A look at what's right (and what's wrong) with today's screenplays


Directing on Paper

Tuesday, February 19th, 2008

Near the end of The Counterfeit Traitor there’s a beautiful scene in which William Holden’s Allied spy and a couple members of the Danish resistance who are helping smuggle him back to the neutral country of Sweden are spotted by a group of Nazis and have to flee through the streets of Copenhagen. The Nazis pile into trucks and take off after them, and it looks like all is lost until a flash mob of ordinary Danish citizens on bicycles forms and blocks the Nazis’ way, allowing Holden and his compatriots to escape. What’s beautiful about the scene, though, isn’t the idea of the flash mob, the tension of civil disobedience under Nazi rule, or even anything about the way the scene is shot; it’s actually the sound design.
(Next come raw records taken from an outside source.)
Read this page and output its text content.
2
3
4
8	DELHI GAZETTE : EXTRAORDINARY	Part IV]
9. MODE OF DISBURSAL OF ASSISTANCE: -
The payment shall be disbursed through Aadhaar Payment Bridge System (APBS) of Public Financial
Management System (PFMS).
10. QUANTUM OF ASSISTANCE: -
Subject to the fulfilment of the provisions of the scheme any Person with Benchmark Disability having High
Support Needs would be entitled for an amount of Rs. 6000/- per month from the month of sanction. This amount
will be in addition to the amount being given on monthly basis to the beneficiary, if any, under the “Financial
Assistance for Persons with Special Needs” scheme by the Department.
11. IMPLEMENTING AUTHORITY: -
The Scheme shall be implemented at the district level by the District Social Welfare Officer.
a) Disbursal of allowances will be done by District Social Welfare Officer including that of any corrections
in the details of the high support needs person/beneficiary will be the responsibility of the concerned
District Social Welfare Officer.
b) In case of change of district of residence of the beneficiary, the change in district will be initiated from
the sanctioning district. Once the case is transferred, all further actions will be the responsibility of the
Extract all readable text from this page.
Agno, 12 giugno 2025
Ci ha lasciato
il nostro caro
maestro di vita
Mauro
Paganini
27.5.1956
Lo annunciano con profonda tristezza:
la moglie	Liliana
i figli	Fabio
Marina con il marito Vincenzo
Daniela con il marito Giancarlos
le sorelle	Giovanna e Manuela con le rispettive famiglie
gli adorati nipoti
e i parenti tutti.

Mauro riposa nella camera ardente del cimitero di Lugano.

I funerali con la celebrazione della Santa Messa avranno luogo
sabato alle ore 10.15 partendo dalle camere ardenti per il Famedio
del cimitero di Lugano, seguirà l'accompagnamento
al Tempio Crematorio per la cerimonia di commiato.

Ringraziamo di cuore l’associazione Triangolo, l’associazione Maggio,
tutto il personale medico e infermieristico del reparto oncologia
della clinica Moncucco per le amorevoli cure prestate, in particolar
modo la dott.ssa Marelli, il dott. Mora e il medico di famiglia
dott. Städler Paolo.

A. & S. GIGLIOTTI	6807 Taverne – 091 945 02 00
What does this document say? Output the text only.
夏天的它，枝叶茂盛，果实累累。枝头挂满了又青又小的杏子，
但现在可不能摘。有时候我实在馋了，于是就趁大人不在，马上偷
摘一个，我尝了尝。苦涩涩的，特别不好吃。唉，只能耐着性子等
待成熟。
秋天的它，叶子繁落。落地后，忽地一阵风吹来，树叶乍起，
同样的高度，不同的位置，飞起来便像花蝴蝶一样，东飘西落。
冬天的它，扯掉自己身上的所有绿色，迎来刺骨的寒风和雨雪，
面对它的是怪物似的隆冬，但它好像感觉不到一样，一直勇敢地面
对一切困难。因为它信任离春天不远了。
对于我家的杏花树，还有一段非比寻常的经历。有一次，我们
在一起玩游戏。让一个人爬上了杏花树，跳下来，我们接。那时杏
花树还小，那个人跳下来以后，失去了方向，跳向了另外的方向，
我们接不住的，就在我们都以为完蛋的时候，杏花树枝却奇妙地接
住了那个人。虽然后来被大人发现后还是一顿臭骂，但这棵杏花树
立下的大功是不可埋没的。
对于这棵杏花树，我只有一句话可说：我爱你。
At first there are just a few bicycle bells ringing in the background, an almost unnoticeable part of the acoustic environment. Our attention, after all, is on William Holden and the developing situation with the Nazis, not on the extras riding their bikes around behind them. But then, before we even fully realize what’s going to happen, more and more Danes ring their bells and converge until suddenly the noise is overwhelming and suspense has reached almost unbearable levels.

The bells are so effective for two reasons. They form an unusual counterpoint to what is otherwise a pretty standard chase-and-escape scene, transforming it into something different and memorable. And they heighten the emotional stakes of the scene by bringing home just how defenseless everyone is against the Nazis and their guns — all they have to fight with are bicycle bells, for god’s sake!

Most people would probably think of this scene as an example of great directing, but to me, it’s great writing. I haven’t read the screenplay, but I’m willing to bet that the swelling symphony of bicycle bells was right there on the page. This actually happens pretty often; the all-time greatest example may be the magnificent and justly-famous transition in Lawrence of Arabia from Lawrence blowing out a match to an angry red sun low in the desert sky. That too was on the page. Robert Bolt wrote it; David Lean just filmed it. So while we as screenwriters are rightly warned not to “direct on paper” in the sense of a lot of almost unreadable jargon along the lines of “TELEPHOTO SHOT OF X” and “CAMERA PANS LEFT TO REVEAL Y” and “So-and-so crosses CAMERA-RIGHT in front of Z,” we should remember that there’s another kind of “directing on paper” that’s actually one of the highest and most effective forms of writing there is. It’s unobtrusive, but it’s what real writing for the screen is all about.